BioWorld International Correspondent
One month after receiving a green light to move its cell therapy treatment for improving the outcomes of hematopoietic stem cell transplants into a Phase III clinical trial, MolMed SpA. is launching an initial public offering in which it is seeking up to €71.8 million (US$105.8 million).
As well as being among one of the largest biotechnology IPOs in Europe in the past couple of years, the transaction, if completed, also would represent the first biotechnology listing in Italy since Milan-based NovusPharma SpA. (now part of Seattle-based Cell Therapeutics Inc.) raised about €155 million in 2000. Since then, Italian drug developers such as Newron Pharmaceuticals SpA. and BioXell SpA., both of Milan, have opted for the Swiss Stock Exchange in Zurich.
MolMed, based in San Raffaele Science Park in Milan, plans to list its shares on the Mercato Telematico Azionario, the electronic share trading platform administered by Milan-based Borsa Italiana SpA. It is offering up to 26,116,952 new shares, including 3,917,543 shares to cover overallotments. It has set an indicative price range of €2.15 to €2.75. The offer opened Monday and will run through Feb. 28.
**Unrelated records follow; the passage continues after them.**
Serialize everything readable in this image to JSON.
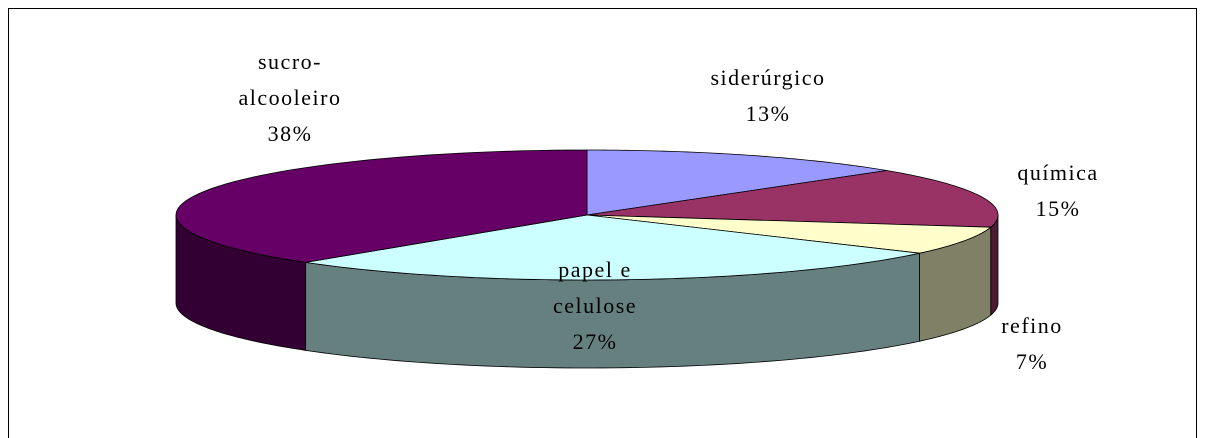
{
  "chart_data": {
    "type": "pie3d",
    "categories": [
      "siderúrgico",
      "química",
      "refino",
      "papel e celulose",
      "sucro-alcooleiro"
    ],
    "values": [
      13,
      15,
      7,
      27,
      38
    ],
    "value_labels": [
      "13%",
      "15%",
      "7%",
      "27%",
      "38%"
    ],
    "colors": [
      "#9999ff",
      "#993366",
      "#ffffcc",
      "#ccffff",
      "#660066"
    ]
  }
}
MolMed was spun out of the San Raffaele Scientific Institute in 1996 to commercialize research conducted by Claudio Bordignon, one of Europe's best known gene therapy researchers, who is also the company's CEO. It acquired another gene therapy firm, Milan-based GenEra SpA. in 2002, and so far has raised €76 million in private equity investment.
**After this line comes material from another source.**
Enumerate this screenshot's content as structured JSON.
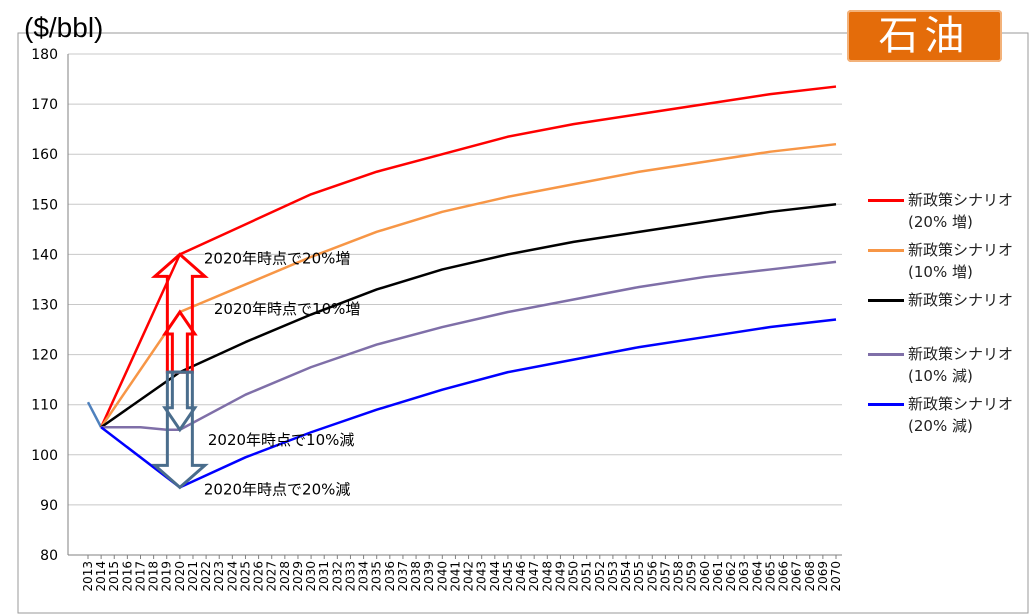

Despite the current gloomy outlook around the globe and in Italy - Siena-based Philogen SpA pulled an IPO in January, citing poor market conditions - several factors support the timing of the IPO, Bordignon told BioWorld International. "We think that the company right now is at a growth point in its value curve," he said.
Its lead program, TK, eliminates the need for T-cell ablation in hematopoietic stem cell transplants from partially compatible donors while reducing the risk of graft-vs.-host (GvH) disease by incorporating a suicide gene. The transplanted T-cells can be eliminated if GvH develops, but their anti-leukemia and anti-infection effects are captured before it does.
Although the company is conservatively forecasting a launch date of 2012, based on overall survival data, the European Medicines Agency (EMEA) has indicated that it could invoke its new conditional approval pathway on the basis of a second primary endpoint, based on frequency of GvH disease, the severity of the condition and progression from acute to chronic GvH disease. "In that case, it could come as early as 2009," Bordignon said. The EMEA has a high degree of familiarity with the program. "They have participated heavily in the design of the Phase III trial," he said.
The company also is extending the range of target indications for a second pipeline product, ARENEGYR, a fusion protein comprising a peptide that selectively binds a receptor expressed on newly formed tumor blood vessels and the cytokine tumor necrosis factor alpha (TNF-alpha). The molecule is already in Phase II and in Phase I clinical trials in a range of cancer indications, but the company wants to add several more. "The costs of such trials are significant. On the other hand, we want to start them now. We have the data and to wait longer would make no sense," Bordignon said.
A number of factors also have guided the company's choice of stock exchange. Although the Italian bourse was historically not regarded as being "user-friendly," Bordignon said, a study of the last 27 IPOs indicated that all of them were completed smoothly and within their advertised timelines.
Moreover, the merger last summer between Borsa Italiana and the London Stock Exchange will directly benefit Italy's public health care companies. "The exposure is much broader," he said. Finally, MolMed's shareholder base, which includes investment companies controlled by some of Italy's wealthiest families - Fininvest SpA, the Berlusconi family holding company; Herule Finance SA, the Doris family holding company; and Leonardo Finanziaria Srl, the Del Vecchio family holding company - will have the greatest impact within Italy, he said. "We are an Italian company. We are located in Italy."
MolMed has more than €5 million in funds at present, but has no difficulties raising more cash as it needs it. "Due to the profile of our shareholders, that's never been an issue," Bordignon said.